Fonte: Dagospia
Luigi Serafini è un
artista straordinario, di profonda cultura e di vaste influenze, che
Vittorio Sgarbi collocava fra Leonardo ed Eta Beta. Al gusto antico
per una certa forma di erudizione, Serafini unisce un amore
sbarazzino per tutto ciò che è giocoso e stravagante, non solo nel
suo capolavoro, il Codex Seraphinianus celebrato da Calvino. Ma anche
in lavori come La donna carota, installazione in plastica già
esposta al Pac di Milano, che attualmente fa bella mostra di sé nel
padiglione di Eataly all’Expo, dove l’ha voluta lo stesso Sgarbi.

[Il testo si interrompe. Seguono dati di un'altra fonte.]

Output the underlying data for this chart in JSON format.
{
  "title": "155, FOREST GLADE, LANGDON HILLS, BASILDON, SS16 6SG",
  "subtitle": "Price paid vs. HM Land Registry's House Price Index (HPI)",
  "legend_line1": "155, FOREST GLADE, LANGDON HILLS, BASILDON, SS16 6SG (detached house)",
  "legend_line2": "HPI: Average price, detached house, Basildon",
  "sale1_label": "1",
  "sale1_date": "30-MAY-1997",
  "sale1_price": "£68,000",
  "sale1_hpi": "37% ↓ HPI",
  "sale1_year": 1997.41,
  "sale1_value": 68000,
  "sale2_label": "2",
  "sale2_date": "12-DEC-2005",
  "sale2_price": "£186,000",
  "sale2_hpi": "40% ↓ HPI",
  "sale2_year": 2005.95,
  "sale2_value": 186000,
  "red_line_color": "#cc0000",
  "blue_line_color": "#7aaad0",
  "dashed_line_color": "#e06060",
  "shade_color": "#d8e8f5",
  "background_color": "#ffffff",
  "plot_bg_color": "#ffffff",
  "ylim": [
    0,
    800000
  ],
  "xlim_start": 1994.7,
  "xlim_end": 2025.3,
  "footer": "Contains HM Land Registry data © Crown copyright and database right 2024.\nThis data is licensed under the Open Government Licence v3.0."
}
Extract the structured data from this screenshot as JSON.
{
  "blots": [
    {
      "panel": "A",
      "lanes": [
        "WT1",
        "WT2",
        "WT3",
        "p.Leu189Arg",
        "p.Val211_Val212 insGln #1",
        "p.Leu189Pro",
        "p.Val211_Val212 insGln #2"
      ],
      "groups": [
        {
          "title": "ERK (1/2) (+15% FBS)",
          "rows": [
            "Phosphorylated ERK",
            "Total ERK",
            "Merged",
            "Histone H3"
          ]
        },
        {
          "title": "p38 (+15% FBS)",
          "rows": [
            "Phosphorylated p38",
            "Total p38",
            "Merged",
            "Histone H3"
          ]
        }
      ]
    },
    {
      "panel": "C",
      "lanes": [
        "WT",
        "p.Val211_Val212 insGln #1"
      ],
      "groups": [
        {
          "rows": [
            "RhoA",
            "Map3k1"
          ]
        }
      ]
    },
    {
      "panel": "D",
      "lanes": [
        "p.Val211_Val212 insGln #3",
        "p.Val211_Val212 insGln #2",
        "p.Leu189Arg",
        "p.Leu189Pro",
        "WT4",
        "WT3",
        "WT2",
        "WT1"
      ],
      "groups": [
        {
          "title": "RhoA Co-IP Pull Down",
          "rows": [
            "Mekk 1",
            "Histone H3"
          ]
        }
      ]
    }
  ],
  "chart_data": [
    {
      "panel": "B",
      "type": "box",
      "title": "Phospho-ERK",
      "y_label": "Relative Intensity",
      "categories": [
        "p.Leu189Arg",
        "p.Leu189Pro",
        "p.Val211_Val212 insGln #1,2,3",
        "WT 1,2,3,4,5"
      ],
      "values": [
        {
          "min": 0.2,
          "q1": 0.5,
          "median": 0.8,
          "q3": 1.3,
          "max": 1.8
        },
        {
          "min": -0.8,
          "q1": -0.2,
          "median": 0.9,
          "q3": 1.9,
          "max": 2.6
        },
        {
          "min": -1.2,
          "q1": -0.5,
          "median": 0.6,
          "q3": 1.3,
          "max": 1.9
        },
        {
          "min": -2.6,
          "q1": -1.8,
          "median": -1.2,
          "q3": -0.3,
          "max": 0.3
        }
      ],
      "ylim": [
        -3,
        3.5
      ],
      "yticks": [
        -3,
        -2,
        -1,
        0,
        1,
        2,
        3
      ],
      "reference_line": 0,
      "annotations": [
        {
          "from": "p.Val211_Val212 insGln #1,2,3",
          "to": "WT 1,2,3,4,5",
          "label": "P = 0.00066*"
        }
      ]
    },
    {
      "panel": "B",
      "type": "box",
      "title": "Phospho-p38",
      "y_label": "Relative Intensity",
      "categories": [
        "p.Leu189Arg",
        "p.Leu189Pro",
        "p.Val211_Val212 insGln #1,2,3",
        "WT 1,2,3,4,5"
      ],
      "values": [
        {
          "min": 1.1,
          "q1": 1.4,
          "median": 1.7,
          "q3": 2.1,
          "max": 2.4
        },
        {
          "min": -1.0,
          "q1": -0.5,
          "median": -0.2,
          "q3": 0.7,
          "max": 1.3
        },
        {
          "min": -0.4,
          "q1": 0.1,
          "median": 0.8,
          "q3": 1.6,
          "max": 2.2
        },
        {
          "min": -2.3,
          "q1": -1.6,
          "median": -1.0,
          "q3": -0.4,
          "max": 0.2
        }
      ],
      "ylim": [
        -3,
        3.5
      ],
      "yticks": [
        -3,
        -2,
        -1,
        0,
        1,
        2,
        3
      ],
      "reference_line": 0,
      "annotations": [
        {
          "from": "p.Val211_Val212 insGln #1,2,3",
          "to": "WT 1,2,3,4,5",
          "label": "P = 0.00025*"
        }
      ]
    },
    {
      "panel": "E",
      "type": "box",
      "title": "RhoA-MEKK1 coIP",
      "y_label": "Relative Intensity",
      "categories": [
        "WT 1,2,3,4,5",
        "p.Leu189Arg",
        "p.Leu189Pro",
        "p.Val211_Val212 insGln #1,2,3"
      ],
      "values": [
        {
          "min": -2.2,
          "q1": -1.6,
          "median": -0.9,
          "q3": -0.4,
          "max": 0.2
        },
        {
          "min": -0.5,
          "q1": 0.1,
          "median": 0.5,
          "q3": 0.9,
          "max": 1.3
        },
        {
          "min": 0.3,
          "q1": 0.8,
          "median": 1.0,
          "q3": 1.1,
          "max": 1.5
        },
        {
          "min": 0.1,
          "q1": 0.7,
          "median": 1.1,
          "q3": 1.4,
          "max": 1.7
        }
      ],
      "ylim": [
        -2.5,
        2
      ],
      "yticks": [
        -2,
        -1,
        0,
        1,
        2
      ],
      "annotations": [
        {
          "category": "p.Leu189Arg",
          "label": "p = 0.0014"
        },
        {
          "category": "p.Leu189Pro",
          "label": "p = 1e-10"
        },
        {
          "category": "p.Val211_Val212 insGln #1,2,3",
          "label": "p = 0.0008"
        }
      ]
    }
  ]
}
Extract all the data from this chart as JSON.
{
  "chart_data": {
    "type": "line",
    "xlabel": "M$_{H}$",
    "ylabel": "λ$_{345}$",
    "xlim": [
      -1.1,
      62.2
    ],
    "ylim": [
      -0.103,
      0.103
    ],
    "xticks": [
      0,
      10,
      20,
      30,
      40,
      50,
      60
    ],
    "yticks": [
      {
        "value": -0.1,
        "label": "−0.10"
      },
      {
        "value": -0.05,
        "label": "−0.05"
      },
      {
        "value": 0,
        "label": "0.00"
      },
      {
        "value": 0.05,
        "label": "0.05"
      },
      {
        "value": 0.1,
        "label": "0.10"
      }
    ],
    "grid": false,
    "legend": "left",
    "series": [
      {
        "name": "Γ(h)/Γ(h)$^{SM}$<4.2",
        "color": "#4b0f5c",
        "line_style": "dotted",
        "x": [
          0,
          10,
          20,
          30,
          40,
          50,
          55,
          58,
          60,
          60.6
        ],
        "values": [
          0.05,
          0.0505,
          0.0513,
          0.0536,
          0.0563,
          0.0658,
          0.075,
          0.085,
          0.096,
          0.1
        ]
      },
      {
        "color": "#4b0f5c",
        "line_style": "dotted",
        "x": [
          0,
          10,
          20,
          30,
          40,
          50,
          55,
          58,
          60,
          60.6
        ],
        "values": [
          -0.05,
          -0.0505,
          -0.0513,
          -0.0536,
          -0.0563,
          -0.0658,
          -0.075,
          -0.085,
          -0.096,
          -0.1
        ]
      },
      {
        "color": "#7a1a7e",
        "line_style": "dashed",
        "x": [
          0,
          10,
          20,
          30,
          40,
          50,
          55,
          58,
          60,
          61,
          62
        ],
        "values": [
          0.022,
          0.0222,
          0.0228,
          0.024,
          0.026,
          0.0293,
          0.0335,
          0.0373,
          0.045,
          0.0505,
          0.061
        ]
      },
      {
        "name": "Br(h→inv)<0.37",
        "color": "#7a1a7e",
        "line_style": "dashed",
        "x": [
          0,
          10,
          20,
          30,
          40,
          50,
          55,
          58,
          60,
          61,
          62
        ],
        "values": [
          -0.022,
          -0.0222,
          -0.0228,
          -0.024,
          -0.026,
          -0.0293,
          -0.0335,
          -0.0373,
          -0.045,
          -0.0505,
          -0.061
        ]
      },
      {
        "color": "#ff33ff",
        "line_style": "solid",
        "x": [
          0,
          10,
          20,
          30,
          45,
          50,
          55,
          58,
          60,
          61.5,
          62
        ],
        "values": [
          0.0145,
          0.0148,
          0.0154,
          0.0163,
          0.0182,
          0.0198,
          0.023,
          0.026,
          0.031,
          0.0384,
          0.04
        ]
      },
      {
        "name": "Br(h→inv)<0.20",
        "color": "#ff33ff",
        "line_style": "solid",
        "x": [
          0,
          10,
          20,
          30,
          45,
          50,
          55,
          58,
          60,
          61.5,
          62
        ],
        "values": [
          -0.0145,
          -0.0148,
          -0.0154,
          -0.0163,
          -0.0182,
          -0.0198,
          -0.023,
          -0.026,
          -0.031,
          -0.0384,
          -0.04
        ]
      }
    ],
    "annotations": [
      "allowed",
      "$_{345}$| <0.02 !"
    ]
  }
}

Questa donna artificiale - a grandezza naturale - sembra viva.
La parte superiore del
corpo, fino al bacino, è evidentemente femminile. Nel senso che i
seni e il pube (non depilato) sono scoperti. Dalla vita in giù, i
tratti umani vanno degradando, e abbiamo una sirena che al posto
della coda da pesce vanta una robusta carota. Le braccia sono aperte
e le mani reggono due carote che puntano verso il cielo. La creatura
fantastica è adagiata su un letto di terra, circondata da altre
carotine e conigli. Un bel gioco, dunque, in senso nobile. La plastica riproduce
qualcosa di antico, traspone nella postmodernità le curiosità dei
bestiari medievali. Certo, vedere La donna carota al Pac non è la
stessa cosa che vederla all’Expo. Non solo e non tanto perché le
famigliole di passaggio potrebbero scandalizzarsi per via della
femminilità prorompente, imposta anche agli occhi di bambini e altri
che preferirebbero non vederla. Dopo tutto, basta accendere la tv per
imbattersi in nudità che non posseggono certo la stessa grazia.
Però, sbattendola nel
bel mezzo dello zoo etnico ed etico di Farinetti - dove persino il
«locale», il «biologico», il «tradizionale» puzzano
d’artificioso - si rischia di ridurre l’installazione serafiniana
a mera «curiosità», buona per strappare lo sghignazzo del
ragazzotto o lo sconcerto della sciura. L’opera d’arte si tramuta
in orpello per confortare l’intellettuale che vuole riempirsi la
pancia, a patto che ci sia «la cultura» con cui mangiare. Ma a sorprendere più
di tutto è che La donna carota abbia suscitato così poca
indignazione. Giusto la sparata di Anita Sonego, consigliera comunale
di «Sinistra per Pisapia». Secondo costei, l’opera «è talmente
trashissima, maschilista e pecoreccia che non varrebbe la pena
parlarne». Però ne parla, in una lingua tutta sua. E si scaglia
contro il «maschilismo»: la donna ridotta a vegetale, dunque
umiliata; la carota come «simbolo fallico» (che intuizione)... Dopo
tutto, tali uscite vanno messe in conto quando si espone un’opera
all’interno di un baraccone simile. Cosa stupisce, allora? Che la
Boldrini abdichi.
Che le vestali alla
«Se non ora quando» non siano pervenute. Tacessero sempre, ci
godremmo in santa pace l’opera di Serafini. Ma sorge il dubbio: non
è che, trattandosi dell’amico ristoratore progressista Oscar
Farinetti, non vale la pena indignarsi? Se in una pubblicità una
modella si sveste, ecco la Presidenta della Camera tuonare. Se il politico avverso
si intrattiene con fanciulle, dàgli al vizioso nel lupanare. Ma a
Eataly si possono esporre anche il fallico carotone (perché così
verrà percepito dai più) e la tetta di plastica (che farà invidia
a molte visitatrici, anche loro plasticate, ma non da artisti). Se La
donna carota - con relativa patata - ha il timbro del prode
Farinetti, le donne coniglio tacciono.